The way inflation is calculated, last year’s prices of goods and services are just as important as last month’s. If last year’s prices are high, the inflation rate gets a breather in what is popularly known as the base effect. That’s where the good news for the markets lie in the coming months.
The pet peeve of investors today is inflation, as it is eating into nominal returns. Inflation being on the higher side and asset class returns being muted, it is adding to the woes. It is a global phenomenon, with inflation at multi-year highs in some countries.
But inflation is set to ease in six months. You would be wondering, how could that happen?
Let us look at it from a different perspective. That is, how inflation is measured.
Concept of base effect
There is an index for measurement of inflation, which is the price of a basket of certain defined goods and a little bit of services. It is measured every month. The index for a month is compared with that of the corresponding month of the previous year. The percentage increase in the index of the current month over the corresponding month of the previous year is the inflation data we get to see.
A simple analysis of this method implies that for inflation to be high or low, while the price levels this month is of course important, that of the corresponding month in the previous year is as important. In other words, inflation is determined by not only the current prices, but prices last year as well. And that is what we are discussing here. This is referred to as the “base effect”, which means if the base last year is high, the inflation rate—or the percentage rise in prices—could be muted this year, and vice-versa.
The immediate positive
The latest data point on CPI inflation we have is for September 2022, which is 7.41 per cent. The Consumer Price Index for September 2022 was 175.3 and that for September 2021 was 163.2. The calculation is as follows: (175.3 – 163.2) / 163.2 = 7.41 percent. This base number, 163.2, was only marginally higher than that of August 2021, which was 162.9. Hence the base effect for September 2022 was a muted positive.
As against this, the CPI for October 2021 was 165.5, which is significantly higher than that of September 2021. The implication is that the inflation print for October 2022, to be announced in the second week of November, will be lower than 7.41 percent, driven by a positive base effect.
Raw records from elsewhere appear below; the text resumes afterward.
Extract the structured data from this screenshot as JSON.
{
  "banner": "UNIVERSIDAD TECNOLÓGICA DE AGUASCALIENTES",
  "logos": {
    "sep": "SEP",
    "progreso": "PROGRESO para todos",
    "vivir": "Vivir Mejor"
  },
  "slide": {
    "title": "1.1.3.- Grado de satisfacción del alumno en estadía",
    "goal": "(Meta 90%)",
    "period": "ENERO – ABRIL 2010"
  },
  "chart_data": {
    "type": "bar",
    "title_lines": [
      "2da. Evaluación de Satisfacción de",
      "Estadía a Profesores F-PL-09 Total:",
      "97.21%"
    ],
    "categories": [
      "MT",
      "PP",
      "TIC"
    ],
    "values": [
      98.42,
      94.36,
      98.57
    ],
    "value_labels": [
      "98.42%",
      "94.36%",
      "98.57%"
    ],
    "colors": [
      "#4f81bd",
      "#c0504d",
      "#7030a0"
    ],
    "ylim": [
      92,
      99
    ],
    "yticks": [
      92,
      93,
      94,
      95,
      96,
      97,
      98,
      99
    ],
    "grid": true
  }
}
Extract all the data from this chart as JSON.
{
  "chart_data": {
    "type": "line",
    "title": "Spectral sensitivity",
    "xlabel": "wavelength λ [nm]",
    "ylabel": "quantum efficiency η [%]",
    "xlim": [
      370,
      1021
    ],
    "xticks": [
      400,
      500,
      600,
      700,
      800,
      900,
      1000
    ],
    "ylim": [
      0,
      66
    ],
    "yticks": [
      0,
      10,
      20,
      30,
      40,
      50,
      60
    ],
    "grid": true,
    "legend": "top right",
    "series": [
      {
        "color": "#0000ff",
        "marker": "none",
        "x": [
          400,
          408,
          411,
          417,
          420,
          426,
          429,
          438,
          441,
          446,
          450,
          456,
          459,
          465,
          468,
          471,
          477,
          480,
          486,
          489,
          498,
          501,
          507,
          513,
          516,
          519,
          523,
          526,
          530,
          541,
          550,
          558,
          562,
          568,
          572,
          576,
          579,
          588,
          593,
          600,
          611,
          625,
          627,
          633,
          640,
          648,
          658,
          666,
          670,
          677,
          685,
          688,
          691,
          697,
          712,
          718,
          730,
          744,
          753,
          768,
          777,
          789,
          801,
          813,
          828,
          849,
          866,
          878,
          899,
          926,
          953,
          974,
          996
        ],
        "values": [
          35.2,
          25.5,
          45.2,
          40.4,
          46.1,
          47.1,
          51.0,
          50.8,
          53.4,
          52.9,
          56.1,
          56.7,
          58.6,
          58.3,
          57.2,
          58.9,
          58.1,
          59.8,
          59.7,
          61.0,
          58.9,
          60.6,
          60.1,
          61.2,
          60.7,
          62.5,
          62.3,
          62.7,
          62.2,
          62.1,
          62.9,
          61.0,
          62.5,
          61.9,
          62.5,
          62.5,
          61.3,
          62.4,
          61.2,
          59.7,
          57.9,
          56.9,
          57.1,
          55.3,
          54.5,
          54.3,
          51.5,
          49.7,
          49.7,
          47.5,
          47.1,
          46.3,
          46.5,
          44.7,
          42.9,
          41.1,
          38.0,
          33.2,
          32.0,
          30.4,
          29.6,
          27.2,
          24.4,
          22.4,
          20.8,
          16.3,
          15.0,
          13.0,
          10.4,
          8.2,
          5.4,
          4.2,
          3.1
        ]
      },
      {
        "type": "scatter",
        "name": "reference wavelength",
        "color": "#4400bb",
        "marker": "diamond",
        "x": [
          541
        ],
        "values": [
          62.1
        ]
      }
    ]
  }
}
In November 2021 the CPI was 166.7, which is also palpably higher than October 2021. With the support of a positive base, inflation for November 2022, to be declared in the second week of December 2022, will remain muted.
The medium term
What happens thereafter? In December 2021 and January 2022, the CPI actually came down. Hence inflation in December 2022 (to be declared in the second week of January 2023) and in January 2023 will nudge upwards. In February 2022, it is mildly positive. And then comes the crux of this discussion. March 2022 onwards, the CPI goes only one way, up. Hence, inflation in March 2023 (to be announced in the second week of April 2023), with the support of a positive base effect, is going to ease. This is supported by the data points available as of now.
Current price levels
We are not saying that current price levels are to be ignored while taking a view on inflation. It is important, and we will take a quick look at it.
Prices of commodities like crude oil and metals that shot up significantly after the Russia-Ukraine war broke out in February 2022 remain on the higher side, but are off the post-war peak levels touched in March or April 2022.
Almost half of the CPI basket comprises food or food-related items. While cereal/fruit/vegetable prices remain stubborn, unless it goes up substantially from current levels, they will not exert as much pressure on inflation going ahead. The rupee has depreciated against the dollar and that does add to “imported inflation” but the same logic applies. If it does not depreciate much from current levels, the incremental impact on inflation would be less.
Whether this method of computation of year-on-year inflation—where last year’s data has as much bearing on the current data point—is correct or not is a point of debate. However, this is what is universally followed, not just in India. And we will live with this method.